Otero pensaba apoyar un evento de la comunidad gay y trans frente al Instituto Cubano de Radio y Televisión, luego de que un funcionario censurara un beso entre dos hombres en la película Love, Simon. Anteriormente, había usado un casco de constructor para protestar por el derrumbe de un balcón que provocó la muerte de tres niñas; integrada la bandera cubana a su rutina diaria, representando a héroes locales del período republicano, se había arrastrado por las calles de la ciudad con una piedra atada al pie, e igualmente encabezó los reclamos de los artistas contra el Decreto 349, que en 2018 intentó actualizar el ejercicio de la censura como eje principal de la política cultural del Estado.
En trece días, gracias a la presión que un grupo de colegas levantamos desde distintos frentes – artículos de prensa en medios internacionales, intervenciones públicas, quejas en ministerios e instituciones del gobierno–, Otero salió de la cárcel. Nadie pensó que sucedería. Protestamos porque no podíamos quedarnos de brazos cruzados. Un resultado de esa naturaleza quería decir que teníamos más fuerza de la que suponíamos.
El MSI, organización tentacular de arte y activismo, quedaba en el barrio que le daba nombre, San Isidro, una zona pobre de La Habana Vieja. La vocación ecuménica y el carácter anfibio del movimiento hacían difícil clasificarlo. Reunía raperos del gueto, profesoras de diseño, poetas disidentes, especialistas de arte, científicos y ciudadanos en general.

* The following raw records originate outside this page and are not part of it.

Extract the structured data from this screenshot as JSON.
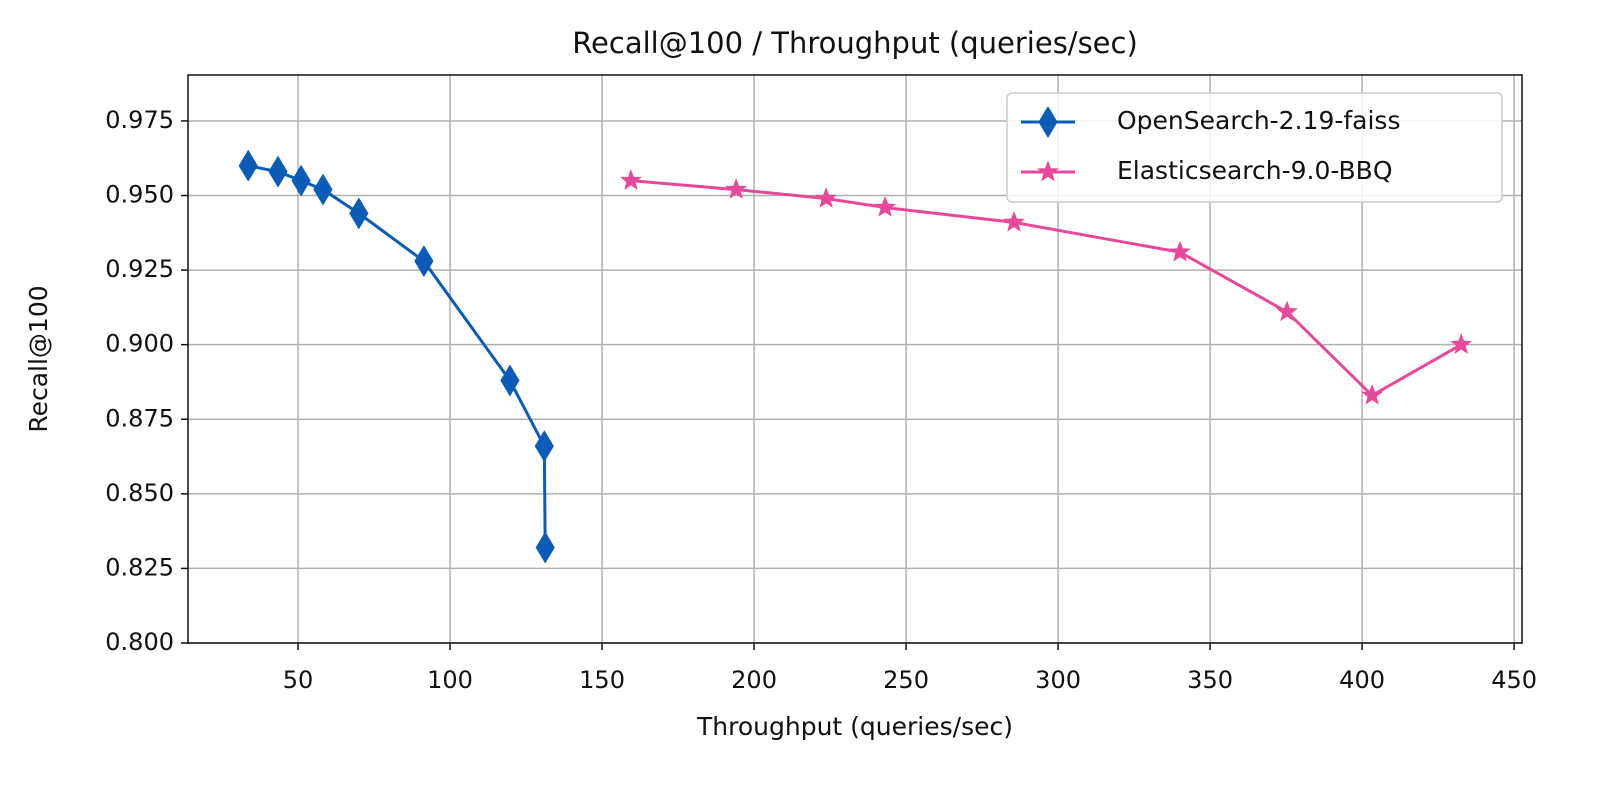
{
  "chart_data": {
    "type": "line",
    "title": "Recall@100 / Throughput (queries/sec)",
    "x_label": "Throughput (queries/sec)",
    "y_label": "Recall@100",
    "xlim": [
      13.8,
      452.6
    ],
    "ylim": [
      0.8,
      0.9904
    ],
    "xticks": [
      50,
      100,
      150,
      200,
      250,
      300,
      350,
      400,
      450
    ],
    "yticks": [
      {
        "value": 0.8,
        "label": "0.800"
      },
      0.825,
      {
        "value": 0.85,
        "label": "0.850"
      },
      0.875,
      {
        "value": 0.9,
        "label": "0.900"
      },
      0.925,
      {
        "value": 0.95,
        "label": "0.950"
      },
      0.975
    ],
    "grid": true,
    "legend": "upper right",
    "series": [
      {
        "name": "OpenSearch-2.19-faiss",
        "color": "#0a5cb8",
        "marker": "diamond",
        "x": [
          33.6,
          43.4,
          51.0,
          58.2,
          70.0,
          91.4,
          119.7,
          131.0,
          131.3
        ],
        "values": [
          0.96,
          0.958,
          0.955,
          0.952,
          0.944,
          0.928,
          0.888,
          0.866,
          0.832
        ]
      },
      {
        "name": "Elasticsearch-9.0-BBQ",
        "color": "#e8489a",
        "marker": "star",
        "x": [
          159.5,
          194.1,
          223.7,
          243.1,
          285.5,
          340.1,
          375.3,
          403.3,
          432.6
        ],
        "values": [
          0.955,
          0.952,
          0.949,
          0.946,
          0.941,
          0.931,
          0.911,
          0.883,
          0.9
        ]
      }
    ]
  }
}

Una premisa pretendía hundir al grupo y disfrazar como delito común las razones del arresto de su coordinador. Decían que Otero no era artista, que no tenía permitido hacer lo que hacía. Lo que volvía compleja y contundente la obra del colectivo, que el poder quería presentar como didáctica o gratuitamente escandalosa, era que en última instancia tenía que ver solo con ellos mismos. Se estaban liberando y educando, borrando algunos límites falsos entre arte y política para desplazarse con soltura, o reinventando constantemente los preceptos ideológicos que los habrían convertido en otro grupo escasamente propositivo, apenas comprensible como gente limitada a negar la lógica de acción del gobierno.

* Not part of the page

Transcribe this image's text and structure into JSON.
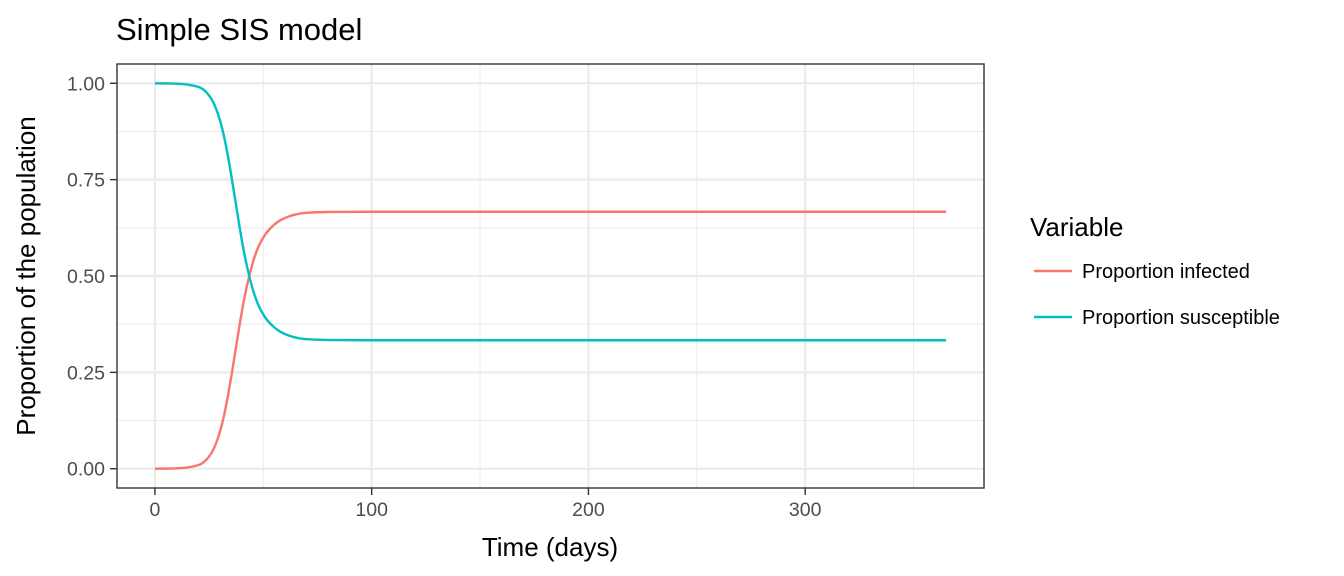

En el juicio que no llegó a efectuarse, los testigos de Otero tendrían que demostrarle a la fiscalía por qué lo que él hacía era arte y no profanación o desorden público. Queriendo encontrar en alguna falla estética un delito penal, los censores patentizaban de antemano el valor de la obra del acusado. En última instancia, la pregunta de por qué se trataba de un artista tampoco podía responderse, y esa irreductibilidad lo inscribía ya en una vigorosa tradición interpretativa. Justo porque no se podía responder era arte.
Frustrada en sus propósitos, la policía política necesitaba un cuerpo sacrificial y lo encontró meses después en un miembro del grupo menos conocido: el rapero Denis Solís, negro y pobre al igual que Otero. El 6 de noviembre un policía entró a su casa a acosarlo y él lo llamó «penco envuelto en uniforme». Filmó el altercado con su celular y colgó el video en sus redes sociales. Tres días después, cuando salía a comprar yogurt, lo golpearon y detuvieron en plena calle. En un juicio sumario, sin abogado defensor, Solís fue condenado por desacato a ocho meses de privación de libertad.